Pieper describes a positive outcome from the risks involved in adapting to working remotely. “We had to change our entire business structure,” he explains. “We offered only in-person training and classes and had to pivot essentially overnight. We jumped on the opportunity to host trainings virtually, which in turn eliminated many of the risks involved with meeting in person and boosted our business. It shows how important it is for organizations to be willing to adapt.”

“One of the biggest risks we took is introducing the idea of a construction virtual assistant to our clients,” explains vanVonno. “We knew that this was a new and innovative idea, but we also knew that it had the potential to change the construction industry forever. We took the risk, and it paid off. The construction virtual assistant position is expected to be one of the most popular services in our list and will help our clients save time, money, and stress. As a result of that outcome, we are continually seeking ways to improve our workflow and take risks to innovate the construction industry.”

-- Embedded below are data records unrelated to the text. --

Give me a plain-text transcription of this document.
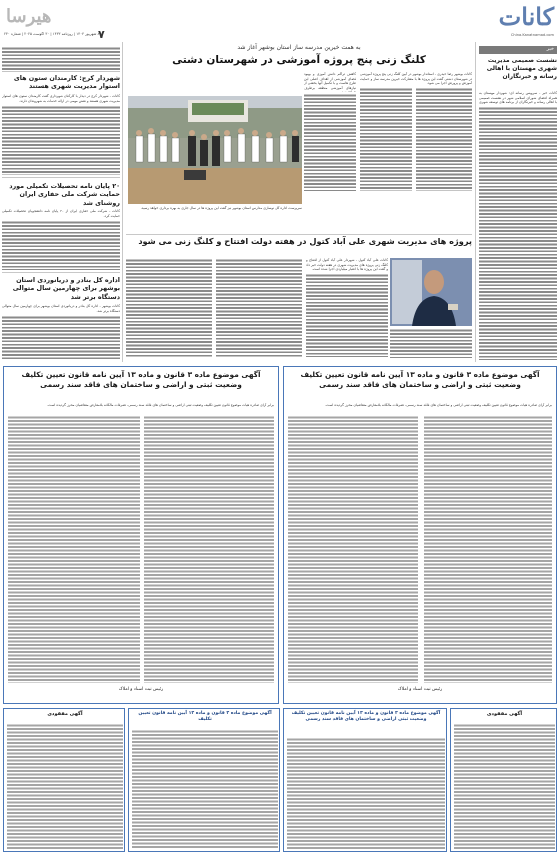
هیرسا
۷
۸ شهریور ۱۴۰۴ | روزنامه ۱۴۳۳ | ۳۰ آگوست ۲۰۲۵ | شماره ۲۳۰
کانات
China.Kanatnamad.com
خبر
نشست صمیمی مدیریت شهری مهستان با اهالی رسانه و خبرنگاران
کانات خبر - سرویس رسانه ای: شهردار مهستان به همراه اعضای شورای اسلامی شهر در نشست صمیمی با اهالی رسانه و خبرنگاران از برنامه های توسعه شهری
به همت خیرین مدرسه ساز استان بوشهر آغاز شد
کلنگ زنی پنج پروژه آموزشی در شهرستان دشتی
کانات بوشهر رضا حیدری - استاندار بوشهر در آیین کلنگ زنی پنج پروژه آموزشی در شهرستان دشتی گفت این پروژه ها با مشارکت خیرین مدرسه ساز و حمایت آموزش و پرورش اجرا می شود.
کاهش تراکم دانش آموزی و بهبود فضای آموزشی از اهداف اصلی این طرح هاست و با تکمیل آنها بخشی از نیازهای آموزشی منطقه برطرف
سرپرست اداره کل نوسازی مدارس استان بوشهر نیز گفت این پروژه ها در سال جاری به بهره برداری خواهد رسید.
شهردار کرج: کارمندان ستون های استوار مدیریت شهری هستند
کانات - شهردار کرج در دیدار با کارکنان شهرداری گفت کارمندان ستون های استوار مدیریت شهری هستند و نقش مهمی در ارائه خدمات به شهروندان دارند.
۲۰ پایان نامه تحصیلات تکمیلی مورد حمایت شرکت ملی حفاری ایران روشنای شد
کانات - شرکت ملی حفاری ایران از ۲۰ پایان نامه دانشجویان تحصیلات تکمیلی حمایت کرد.
اداره کل بنادر و دریانوردی استان بوشهر برای چهارمین سال متوالی دستگاه برتر شد
کانات بوشهر - اداره کل بنادر و دریانوردی استان بوشهر برای چهارمین سال متوالی دستگاه برتر شد.
پروژه های مدیریت شهری علی آباد کتول در هفته دولت افتتاح و کلنگ زنی می شود
کانات علی آباد کتول - شهردار علی آباد کتول از افتتاح و کلنگ زنی پروژه های مدیریت شهری در هفته دولت خبر داد و گفت این پروژه ها با اعتبار میلیاردی اجرا شده است.
آگهی موضوع ماده ۳ قانون و ماده ۱۳ آیین نامه قانون تعیین تکلیف وضعیت ثبتی و اراضی و ساختمان های فاقد سند رسمی
برابر آرای صادره هیات موضوع قانون تعیین تکلیف وضعیت ثبتی اراضی و ساختمان های فاقد سند رسمی، تصرفات مالکانه بلامعارض متقاضیان محرز گردیده است.
رئیس ثبت اسناد و املاک
آگهی موضوع ماده ۳ قانون و ماده ۱۳ آیین نامه قانون تعیین تکلیف وضعیت ثبتی و اراضی و ساختمان های فاقد سند رسمی
برابر آرای صادره هیات موضوع قانون تعیین تکلیف وضعیت ثبتی اراضی و ساختمان های فاقد سند رسمی، تصرفات مالکانه بلامعارض متقاضیان محرز گردیده است.
رئیس ثبت اسناد و املاک
آگهی مفقودی
آگهی موضوع ماده ۳ قانون و ماده ۱۳ آیین نامه قانون تعیین تکلیف وضعیت ثبتی اراضی و ساختمان های فاقد سند رسمی
آگهی موضوع ماده ۳ قانون و ماده ۱۳ آیین نامه قانون تعیین تکلیف
آگهی مفقودی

What Is Residual Risk in Project Management?

Residual risk is the remaining level of risk that is still present after taking steps to reduce the chances of risk events occuring. It is virtually impossible to eliminate all risk from a project. Some residual risk always remains.

An example of residual risk is continuing to use older technology past its support life rather than spending the money to upgrade. The technology may have been implemented to make processes simpler and reduce risks related to them. However, as time passes, the residual risk of the technology rises; parts may be unavailable or more expensive if the machines break down and support is no longer available for troubleshooting or repair.

Pieper describes how risk exists in a business, even when not related directly to a project. “We work with a lot of clients who experience high turnover,” he says. “We are seeing that businesses cannot fill positions as fast as they need to in order to be successful. This all stems from not keeping your people happy. A huge way to future-proof your business is to put strategies in place that keep your people happy. Losing skilled people is the biggest risk a business can face.”

Project Risk to a Project Manager

A project manager’s goal is to ensure that projects are completed successfully. Much of this task comes down to identifying risks, avoiding them when possible, and mitigating their effects when they are unavoidable.

Project managers use project risk identification strategies to pinpoint potential risk triggers and risk analysis to determine their impact. The most effective way to control project risk is to plan for it. Project managers should implement processes early in the project’s lifecycle to anticipate potential risks and lessen their negative effects when they occur.

Project Risk to a Project Sponsor

The project sponsor ultimately assumes responsibility for a project’s success or failure. It behooves them to create competent teams and empower leaders to manage project risks. 

Risk management practices are multipronged approaches, but they all begin with putting competent people in leadership positions. They need to identify risks early to ensure that projects stay within acceptable risk thresholds and remain fruitful for their sponsors. 

Project sponsors should ensure that their managers are knowledgeable about the risks involved in project management. They should be available to advise their managers and provide feedback when necessary. Sponsors should provide a safe space for project managers to voice concerns about potential issues, and listen and make changes as needed. A project manager is only as good as the support they receive.